The JSON or CSV parser encountered a record that does not conform to the expected schema or format. In FAILFAST mode, Databricks raises this error immediately; in PERMISSIVE mode, the bad record is replaced with NULL values.
Common causes
- 1A JSON field contains a value that cannot be cast to the declared schema type (e.g. a string where an integer is expected)
- 2A CSV row has a different number of fields than the header row
- 3A multi-line JSON record is split across lines and read_csv or spark.read.json is used without multiLine option
- 4An upstream system changed its output format without updating the reader schema
- 5A file is partially corrupted or truncated mid-record
How to fix it
- 1Switch mode to PERMISSIVE: spark.read.option('mode', 'PERMISSIVE') and inspect the _corrupt_record column.

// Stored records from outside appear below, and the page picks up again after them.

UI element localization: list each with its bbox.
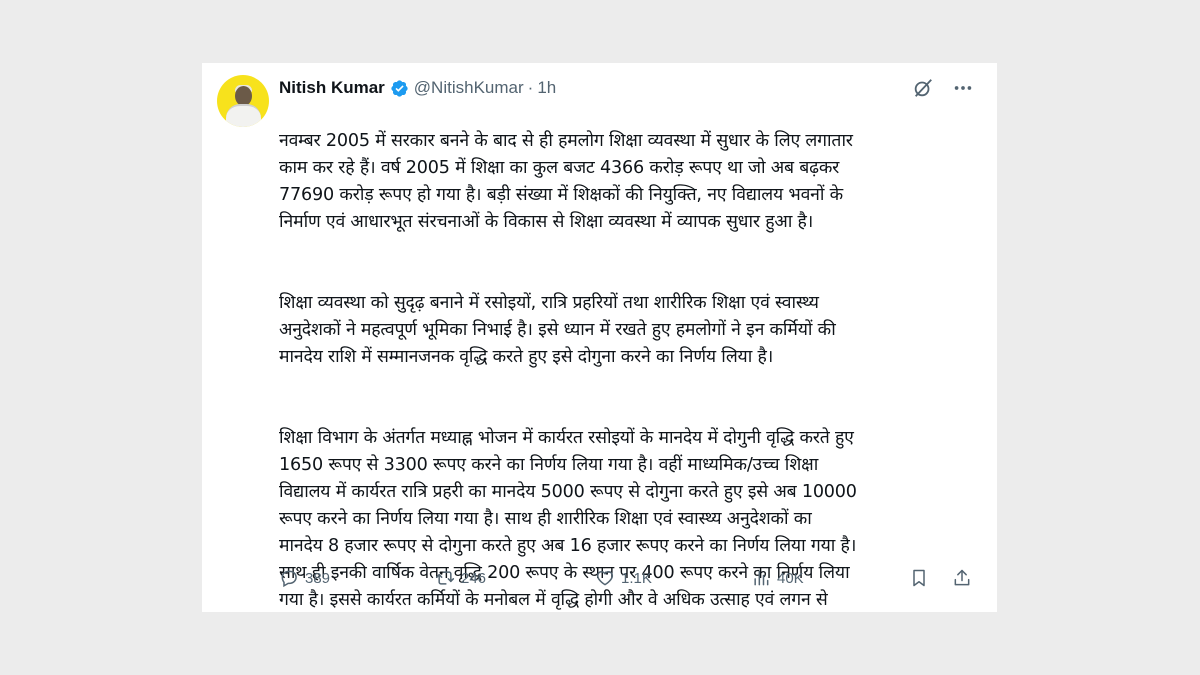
tweet-text: नवम्बर 2005 में सरकार बनने के बाद से ही … — [279, 101, 979, 612]
author-name[interactable]: Nitish Kumar — [279, 78, 385, 98]
heart-icon — [596, 571, 614, 586]
retweet-count: 246 — [461, 569, 487, 587]
bookmark-button[interactable] — [909, 568, 929, 588]
bookmark-icon — [913, 569, 925, 587]
retweet-button[interactable]: 246 — [435, 568, 486, 588]
tweet-card[interactable]: Nitish Kumar @NitishKumar · 1h नवम्बर 20… — [202, 63, 997, 612]
reply-button[interactable]: 389 — [279, 568, 330, 588]
grok-icon[interactable] — [912, 77, 934, 99]
tweet-header: Nitish Kumar @NitishKumar · 1h — [279, 77, 556, 99]
retweet-icon — [435, 571, 455, 585]
views-button[interactable]: 40K — [751, 568, 804, 588]
tweet-paragraph-2: शिक्षा व्यवस्था को सुदृढ़ बनाने में रसोइ… — [279, 293, 836, 367]
reply-icon — [281, 570, 297, 588]
reply-count: 389 — [305, 569, 331, 587]
verified-badge-icon[interactable] — [390, 79, 409, 98]
analytics-icon — [754, 570, 769, 586]
tweet-time[interactable]: 1h — [537, 78, 556, 98]
avatar-body — [226, 104, 261, 127]
avatar[interactable] — [217, 75, 269, 127]
share-icon — [954, 569, 970, 586]
more-options-icon[interactable] — [952, 77, 974, 99]
share-button[interactable] — [952, 568, 972, 588]
separator-dot: · — [527, 78, 534, 97]
author-handle[interactable]: @NitishKumar — [414, 78, 524, 98]
views-count: 40K — [777, 569, 804, 587]
avatar-head — [235, 86, 252, 106]
like-button[interactable]: 1.1K — [595, 568, 652, 588]
tweet-paragraph-1: नवम्बर 2005 में सरकार बनने के बाद से ही … — [279, 131, 853, 232]
like-count: 1.1K — [621, 569, 652, 587]
top-actions — [912, 77, 974, 99]
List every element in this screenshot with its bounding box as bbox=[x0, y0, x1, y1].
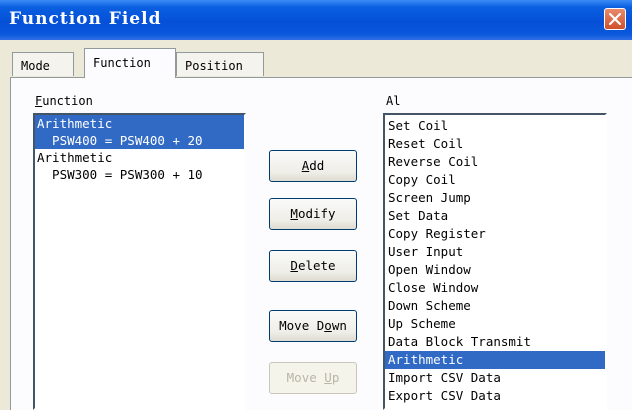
tab-function[interactable]: Function bbox=[84, 48, 176, 78]
action-list-item[interactable]: Arithmetic bbox=[385, 351, 605, 369]
function-label: Function bbox=[35, 94, 93, 108]
window-title: Function Field bbox=[9, 9, 162, 29]
action-list[interactable]: Set Coil Reset Coil Reverse Coil Copy Coil S… bbox=[383, 113, 607, 410]
action-list-item[interactable]: Up Scheme bbox=[385, 315, 605, 333]
move-down-button[interactable]: Move Down bbox=[269, 310, 357, 342]
action-list-item[interactable]: Data Block Transmit bbox=[385, 333, 605, 351]
action-list-item[interactable]: Set Coil bbox=[385, 117, 605, 135]
action-list-item[interactable]: Export CSV Data bbox=[385, 387, 605, 405]
function-item-detail: PSW400 = PSW400 + 20 bbox=[37, 133, 203, 148]
action-list-item[interactable]: Close Window bbox=[385, 279, 605, 297]
title-bar: Function Field bbox=[0, 0, 632, 40]
delete-button[interactable]: Delete bbox=[269, 250, 357, 282]
tab-position[interactable]: Position bbox=[176, 52, 264, 76]
close-icon bbox=[609, 13, 621, 25]
function-list-item[interactable]: Arithmetic PSW400 = PSW400 + 20 bbox=[35, 115, 244, 149]
action-list-item[interactable]: Copy Coil bbox=[385, 171, 605, 189]
close-button[interactable] bbox=[604, 8, 626, 30]
action-list-item[interactable]: Reset Coil bbox=[385, 135, 605, 153]
function-field-dialog: Function Field Mode Function Position Fu… bbox=[0, 0, 632, 410]
action-list-item[interactable]: Import CSV Data bbox=[385, 369, 605, 387]
add-button[interactable]: Add bbox=[269, 150, 357, 182]
modify-button[interactable]: Modify bbox=[269, 198, 357, 230]
function-item-detail: PSW300 = PSW300 + 10 bbox=[37, 167, 203, 182]
move-up-button[interactable]: Move Up bbox=[269, 362, 357, 394]
action-list-item[interactable]: Down Scheme bbox=[385, 297, 605, 315]
tab-mode[interactable]: Mode bbox=[12, 52, 74, 76]
action-list-item[interactable]: User Input bbox=[385, 243, 605, 261]
action-group-label: Al bbox=[386, 94, 401, 108]
action-list-item[interactable]: Reverse Coil bbox=[385, 153, 605, 171]
action-list-item[interactable]: Open Window bbox=[385, 261, 605, 279]
function-list[interactable]: Arithmetic PSW400 = PSW400 + 20 Arithmeti… bbox=[33, 113, 246, 410]
function-item-name: Arithmetic bbox=[37, 116, 113, 131]
action-list-item[interactable]: Copy Register bbox=[385, 225, 605, 243]
action-list-item[interactable]: Screen Jump bbox=[385, 189, 605, 207]
function-item-name: Arithmetic bbox=[37, 150, 113, 165]
function-list-item[interactable]: Arithmetic PSW300 = PSW300 + 10 bbox=[35, 149, 244, 183]
action-list-item[interactable]: Set Data bbox=[385, 207, 605, 225]
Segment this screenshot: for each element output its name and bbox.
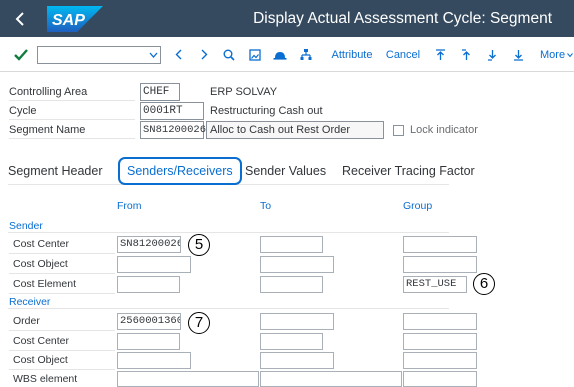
hierarchy-icon <box>300 48 312 60</box>
command-field-dropdown[interactable] <box>146 47 160 63</box>
receiver-cost-object-from[interactable] <box>117 352 191 369</box>
first-page-button[interactable] <box>432 37 448 72</box>
receiver-row-label: WBS element <box>9 370 115 387</box>
tab-strip: Segment Header Senders/Receivers Sender … <box>8 157 475 185</box>
controlling-area-label: Controlling Area <box>9 83 135 101</box>
sender-divider <box>8 232 449 233</box>
cycle-field[interactable]: 0001RT <box>140 102 204 120</box>
receiver-order-group[interactable] <box>403 313 477 330</box>
lock-indicator-checkbox[interactable] <box>393 125 404 136</box>
segment-name-field[interactable]: SN81200026 <box>140 121 206 139</box>
callout-7: 7 <box>188 312 210 334</box>
hat-icon <box>273 51 287 60</box>
lock-indicator-label: Lock indicator <box>410 124 478 136</box>
sender-row-label: Cost Center <box>9 235 115 254</box>
receiver-divider <box>8 308 449 309</box>
receiver-cost-object-group[interactable] <box>403 352 477 369</box>
hat-button[interactable] <box>270 37 290 72</box>
receiver-order-to[interactable] <box>260 313 334 330</box>
cycle-description: Restructuring Cash out <box>210 105 323 117</box>
next-page-icon <box>487 49 496 61</box>
tab-receiver-tracing-factor[interactable]: Receiver Tracing Factor <box>342 157 475 185</box>
sender-cost-object-to[interactable] <box>260 256 334 273</box>
chevron-down-icon <box>567 52 573 57</box>
last-page-button[interactable] <box>510 37 526 72</box>
previous-page-icon <box>461 48 470 60</box>
callout-6: 6 <box>473 273 495 295</box>
receiver-section-label: Receiver <box>9 296 51 308</box>
sender-section-label: Sender <box>9 220 43 232</box>
sender-cost-center-to[interactable] <box>260 236 323 253</box>
column-header-to: To <box>260 200 272 212</box>
sender-cost-element-from[interactable] <box>117 276 180 293</box>
sender-cost-center-from[interactable]: SN81200026 <box>117 236 181 253</box>
receiver-wbs-element-group[interactable] <box>403 371 477 387</box>
checkmark-icon <box>14 48 28 61</box>
cancel-label: Cancel <box>385 48 421 61</box>
attribute-label: Attribute <box>331 48 373 61</box>
segment-name-label: Segment Name <box>9 121 135 139</box>
receiver-cost-object-to[interactable] <box>260 352 334 369</box>
image-button[interactable] <box>246 37 264 72</box>
receiver-wbs-element-from[interactable] <box>117 371 259 387</box>
tab-senders-receivers[interactable]: Senders/Receivers <box>118 157 242 185</box>
sender-cost-object-group[interactable] <box>403 256 477 273</box>
callout-5: 5 <box>188 234 210 256</box>
first-page-icon <box>435 48 445 60</box>
cycle-label: Cycle <box>9 102 135 120</box>
segment-name-row: Segment Name SN81200026 Alloc to Cash ou… <box>0 121 574 139</box>
controlling-area-description: ERP SOLVAY <box>210 86 278 98</box>
sender-cost-element-to[interactable] <box>260 276 323 293</box>
receiver-order-from[interactable]: 2560001360 <box>117 313 181 330</box>
shell-bar: SAP Display Actual Assessment Cycle: Seg… <box>0 0 574 37</box>
next-button[interactable] <box>196 37 212 72</box>
receiver-row-label: Cost Center <box>9 332 115 351</box>
previous-button[interactable] <box>170 37 186 72</box>
enter-button[interactable] <box>10 37 32 72</box>
next-page-button[interactable] <box>484 37 500 72</box>
chevron-left-icon <box>175 49 181 60</box>
more-button[interactable]: More <box>540 37 574 72</box>
cycle-row: Cycle 0001RT Restructuring Cash out <box>0 102 574 120</box>
attribute-button[interactable]: Attribute <box>330 37 374 72</box>
receiver-row-label: Cost Object <box>9 351 115 370</box>
receiver-cost-center-to[interactable] <box>260 333 323 350</box>
sender-cost-element-group[interactable]: REST_USE <box>403 276 467 293</box>
chevron-right-icon <box>201 49 207 60</box>
search-icon <box>223 49 235 61</box>
sender-row-label: Cost Object <box>9 255 115 274</box>
hierarchy-button[interactable] <box>296 37 316 72</box>
command-field[interactable] <box>37 46 161 64</box>
controlling-area-field[interactable]: CHEF <box>140 83 180 101</box>
sender-cost-center-group[interactable] <box>403 236 477 253</box>
segment-name-description[interactable]: Alloc to Cash out Rest Order <box>206 121 384 139</box>
more-label: More <box>540 48 566 61</box>
tab-sender-values[interactable]: Sender Values <box>245 157 326 185</box>
picture-icon <box>249 48 261 61</box>
controlling-area-row: Controlling Area CHEF ERP SOLVAY <box>0 83 574 101</box>
column-header-from: From <box>117 200 142 212</box>
sender-row-label: Cost Element <box>9 275 115 294</box>
last-page-icon <box>513 49 523 61</box>
page-title: Display Actual Assessment Cycle: Segment <box>253 10 552 27</box>
previous-page-button[interactable] <box>458 37 474 72</box>
cancel-button[interactable]: Cancel <box>384 37 422 72</box>
tab-segment-header[interactable]: Segment Header <box>8 157 103 185</box>
column-header-group: Group <box>403 200 433 212</box>
receiver-wbs-element-to[interactable] <box>260 371 402 387</box>
find-button[interactable] <box>220 37 238 72</box>
receiver-row-label: Order <box>9 312 115 331</box>
receiver-cost-center-group[interactable] <box>403 333 477 350</box>
chevron-down-icon <box>149 52 157 58</box>
toolbar: Attribute Cancel More <box>0 37 574 72</box>
receiver-cost-center-from[interactable] <box>117 333 180 350</box>
sender-cost-object-from[interactable] <box>117 256 191 273</box>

- 2Use DROPMALFORMED to silently skip bad records, then investigate them separately from the _corrupt_record output.
- 3Validate schema compatibility between the reader's schema and a sample of new incoming files before processing.
- 4For multi-line JSON, add .option('multiLine', 'true') to the reader.
- 5Add a schema validation step upstream (e.g. Great Expectations or Delta Live Tables expectations) to reject malformed files before the pipeline runs.